Paper #2 in the current Hot Ten reports a remarkable way of making ribbon-like metal oxide fibers, which the authors refer to as "nanobelts" because they have a rectangular cross-section. They have widths of 30 to 300 nanometers and can grow up to a millimeter or more in length, and can be synthesized with a large degree of control over their structure. The belt-like morphology appears to be a common structural characteristic for this family of semiconducting oxides.

Nanobelts can be made simply by evaporating the metal oxide at a high temperature, and under a reduced pressure flow of argon. For example, zinc oxide powder of 99.99% purity was heated at 1400° C for two hours to yield a mass of long wool-like fibers that grew on an alumina plate placed downstream of the flow of argon gas. Paper #2 reports how the fibers were investigated by various techniques, such as transmission electron microscopy, and were shown to be pure, structurally uniform, crystalline, and free from dislocations.

The discovery of carbon nanotubes in 1991 launched science into the realm of one-dimensional nanomaterials, and for a time it seemed as if carbon would be the only element to produce such materials. Then came paper #2, the first to report a radically different class of semiconductors. Nanobelts are unlike nanowires in that they are truly structurally controlled, with well-defined growth direction and regular side surfaces.

The most important character of these nanobelts is that they are semiconducting, and their conductivity, bandgap, surface properties, and optical properties can be tuned by introducing oxygen vacancies. This offers huge advantages for making functional nano devices, and Wang says that so far they have fabricated field-effect transistors, and ultra-sensitive nano-size gas sensors, and nanocantilevers, based on individual nanobelts.

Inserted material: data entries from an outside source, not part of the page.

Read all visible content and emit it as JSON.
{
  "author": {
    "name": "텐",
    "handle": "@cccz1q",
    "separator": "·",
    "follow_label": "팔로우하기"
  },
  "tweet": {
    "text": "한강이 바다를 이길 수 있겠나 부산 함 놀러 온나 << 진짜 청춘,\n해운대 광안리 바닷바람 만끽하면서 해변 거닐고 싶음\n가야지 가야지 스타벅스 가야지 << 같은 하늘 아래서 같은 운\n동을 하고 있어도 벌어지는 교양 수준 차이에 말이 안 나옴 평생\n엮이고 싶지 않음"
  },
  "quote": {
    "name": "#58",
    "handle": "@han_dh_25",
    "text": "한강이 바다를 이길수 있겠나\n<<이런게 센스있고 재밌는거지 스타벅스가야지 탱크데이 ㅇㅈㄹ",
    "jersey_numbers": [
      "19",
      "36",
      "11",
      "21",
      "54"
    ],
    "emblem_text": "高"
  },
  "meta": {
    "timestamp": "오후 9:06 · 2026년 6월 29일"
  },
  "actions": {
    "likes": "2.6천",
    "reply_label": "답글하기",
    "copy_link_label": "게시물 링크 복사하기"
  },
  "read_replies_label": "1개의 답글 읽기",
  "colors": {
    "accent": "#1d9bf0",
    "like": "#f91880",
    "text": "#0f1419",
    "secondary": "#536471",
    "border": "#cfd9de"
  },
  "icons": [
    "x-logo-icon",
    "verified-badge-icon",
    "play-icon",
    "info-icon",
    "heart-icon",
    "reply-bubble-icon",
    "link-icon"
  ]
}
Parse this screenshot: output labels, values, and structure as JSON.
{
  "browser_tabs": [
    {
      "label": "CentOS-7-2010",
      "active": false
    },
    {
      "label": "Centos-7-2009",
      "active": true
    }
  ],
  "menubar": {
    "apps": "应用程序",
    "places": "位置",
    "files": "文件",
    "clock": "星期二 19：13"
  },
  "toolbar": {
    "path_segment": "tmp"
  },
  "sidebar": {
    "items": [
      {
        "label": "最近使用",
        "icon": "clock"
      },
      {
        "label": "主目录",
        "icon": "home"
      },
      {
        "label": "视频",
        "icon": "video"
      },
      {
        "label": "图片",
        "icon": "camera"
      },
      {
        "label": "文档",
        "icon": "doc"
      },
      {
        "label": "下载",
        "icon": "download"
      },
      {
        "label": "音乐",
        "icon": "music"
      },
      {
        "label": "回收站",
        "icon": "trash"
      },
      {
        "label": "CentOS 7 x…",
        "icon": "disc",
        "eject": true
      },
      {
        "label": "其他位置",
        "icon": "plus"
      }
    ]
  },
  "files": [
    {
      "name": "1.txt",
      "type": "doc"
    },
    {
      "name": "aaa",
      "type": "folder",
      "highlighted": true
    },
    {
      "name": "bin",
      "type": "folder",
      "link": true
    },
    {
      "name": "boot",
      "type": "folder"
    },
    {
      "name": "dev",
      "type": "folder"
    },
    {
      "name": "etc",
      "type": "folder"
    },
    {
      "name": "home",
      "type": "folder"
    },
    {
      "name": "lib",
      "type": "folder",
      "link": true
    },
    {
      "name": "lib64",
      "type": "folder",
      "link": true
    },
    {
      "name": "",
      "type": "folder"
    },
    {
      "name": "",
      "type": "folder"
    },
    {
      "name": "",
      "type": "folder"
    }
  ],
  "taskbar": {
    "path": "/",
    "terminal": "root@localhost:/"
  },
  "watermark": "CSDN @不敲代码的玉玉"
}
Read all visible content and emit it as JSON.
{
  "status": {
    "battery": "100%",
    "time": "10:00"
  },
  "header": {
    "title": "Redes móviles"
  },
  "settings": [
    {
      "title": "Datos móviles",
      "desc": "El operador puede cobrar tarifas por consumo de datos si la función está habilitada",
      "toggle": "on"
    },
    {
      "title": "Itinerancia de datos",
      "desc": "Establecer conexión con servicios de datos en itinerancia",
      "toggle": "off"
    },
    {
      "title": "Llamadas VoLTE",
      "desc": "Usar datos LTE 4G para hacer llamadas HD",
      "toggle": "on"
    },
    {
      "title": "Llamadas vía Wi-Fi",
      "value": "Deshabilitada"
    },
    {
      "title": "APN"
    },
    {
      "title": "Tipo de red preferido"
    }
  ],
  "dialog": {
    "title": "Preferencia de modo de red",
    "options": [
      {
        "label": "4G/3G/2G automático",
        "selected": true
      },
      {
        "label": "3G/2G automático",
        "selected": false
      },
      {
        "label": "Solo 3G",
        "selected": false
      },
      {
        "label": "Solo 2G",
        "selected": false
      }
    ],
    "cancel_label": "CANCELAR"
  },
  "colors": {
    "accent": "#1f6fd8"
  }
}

Speaking to Science Watch, Wang outlined his plans for the future. "My research will focus on two aspects: the application and integration of nanobelt materials with other microsystems; and applications of nanobelts in biomedical science." Ultimately Wang sees his nanobelts as playing a part in tackling one of the most intractable problems that face humans today: "One day we may use these materials for in-situ, real-time, non-destructive and remote monitoring within the human body, using them to detect cancer cells—and this might even be possible by sensing a single such cell. Meanwhile we are concentrating on developing nanobelt structures for improving the performance of micro- and nano-electromechanical systems."

The research reported in #2 has naturally attracted a lot of interest from industry because of possible sensor applications, but nanobelts could also find use in optoelectronics devices, transducers, and as surface-active catalysts. So far eight provisional patents have been taken out to protect the new technology, and Wang and his colleagues are in the process of setting up a company to make biodetectors using nanobelts.

Wang’s research is clearly going places as his output of research papers shows, some being singled out for special mention, such as his paper in Microscopy and Microanalysis (see Z.L. Wang, et al., 8[6]: 467-74, 2002) on the structures of oxide nanobelts and nanowires, which the journal selected as the best paper it had published that year. More recently, the news pages of Nature featured a paper in Applied Physics Letters (see W.L. Hughes, et al., 82[17]: 2886-8, 2003] which reports of the use of a nanobelt as a nanocantilever. Wang’s most recent discovery is of structurally controlled piezo- and ferro-electric materials, which promise to stimulate yet more scientific and technological interest. But it is another paper that may give Georgia Tech even more media spin, and that reports "nanowindmills" which Wang and his team made from zinc sulfide (see C. Ma, et al., Advanced Materials, 15[3]: 228-231, 2003).